Ideologies of Identity in Adolescent Fiction
Ideologies of Identity in Adolescent Fiction examines the representation of selfhood in adolescent and children's fiction, using a Bakhtinian approach to subjectivity, language, and narrative. The ideological frames within which identities are formed are inextricably bound up with ideas about subjectivity, ideas which pervade and underpin adolescent fictions.
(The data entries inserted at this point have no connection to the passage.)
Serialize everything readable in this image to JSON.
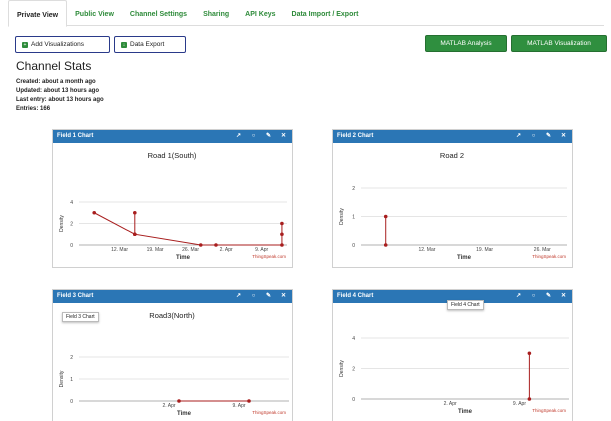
{
  "tabs": [
    "Private View",
    "Public View",
    "Channel Settings",
    "Sharing",
    "API Keys",
    "Data Import / Export"
  ],
  "buttons": {
    "add_visualizations": "Add Visualizations",
    "data_export": "Data Export",
    "matlab_analysis": "MATLAB Analysis",
    "matlab_visualization": "MATLAB Visualization"
  },
  "channel": {
    "title": "Channel Stats",
    "created_label": "Created:",
    "created": "about a month ago",
    "updated_label": "Updated:",
    "updated": "about 13 hours ago",
    "last_entry_label": "Last entry:",
    "last_entry": "about 13 hours ago",
    "entries_label": "Entries:",
    "entries": "166"
  },
  "header_icons": [
    "external-link-icon",
    "comment-icon",
    "pencil-icon",
    "close-icon"
  ],
  "colors": {
    "tab_green": "#2e8b3a",
    "panel_header": "#2b76b5",
    "button_green": "#2f8f3f",
    "series": "#a81e1e"
  },
  "tooltips": {
    "field3": "Field 3 Chart",
    "field4": "Field 4 Chart"
  },
  "chart_data": [
    {
      "panel_title": "Field 1 Chart",
      "type": "line",
      "title": "Road 1(South)",
      "xlabel": "Time",
      "ylabel": "Density",
      "credit": "ThingSpeak.com",
      "x_ticks": [
        "12. Mar",
        "19. Mar",
        "26. Mar",
        "2. Apr",
        "9. Apr"
      ],
      "y_ticks": [
        0,
        2,
        4
      ],
      "ylim": [
        0,
        4
      ],
      "x": [
        "2024-03-07",
        "2024-03-15",
        "2024-03-15",
        "2024-03-15",
        "2024-03-28",
        "2024-03-31",
        "2024-04-13",
        "2024-04-13",
        "2024-04-13"
      ],
      "y": [
        3,
        1,
        3,
        1,
        0,
        0,
        0,
        2,
        1
      ]
    },
    {
      "panel_title": "Field 2 Chart",
      "type": "line",
      "title": "Road 2",
      "xlabel": "Time",
      "ylabel": "Density",
      "credit": "ThingSpeak.com",
      "x_ticks": [
        "12. Mar",
        "19. Mar",
        "26. Mar"
      ],
      "y_ticks": [
        0,
        1,
        2
      ],
      "ylim": [
        0,
        2
      ],
      "x": [
        "2024-03-07",
        "2024-03-07"
      ],
      "y": [
        0,
        1
      ]
    },
    {
      "panel_title": "Field 3 Chart",
      "type": "line",
      "title": "Road3(North)",
      "xlabel": "Time",
      "ylabel": "Density",
      "credit": "ThingSpeak.com",
      "x_ticks": [
        "2. Apr",
        "9. Apr"
      ],
      "y_ticks": [
        0,
        1,
        2
      ],
      "ylim": [
        0,
        2
      ],
      "x": [
        "2024-04-03",
        "2024-04-10"
      ],
      "y": [
        0,
        0
      ]
    },
    {
      "panel_title": "Field 4 Chart",
      "type": "line",
      "title": "",
      "xlabel": "Time",
      "ylabel": "Density",
      "credit": "ThingSpeak.com",
      "x_ticks": [
        "2. Apr",
        "9. Apr"
      ],
      "y_ticks": [
        0,
        2,
        4
      ],
      "ylim": [
        0,
        4
      ],
      "x": [
        "2024-04-10",
        "2024-04-10"
      ],
      "y": [
        0,
        3
      ]
    }
  ]
}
Although the humanist subject has been systematically interrogated by recent philosophy and criticism, the question which lies at the heart of fiction for young people is not whether a coherent self exists but what kind of self it is and what are the conditions of its coming into being. Ideologies of Identity in Adolescent Fiction has a double focus: first, the images of selfhood that the fictions offer their readers, especially the interactions between selfhood, social and cultural forces, ideologies, and other selves; and second, the strategies used to structure narrative and to represent subjectivity and intersubjectivity.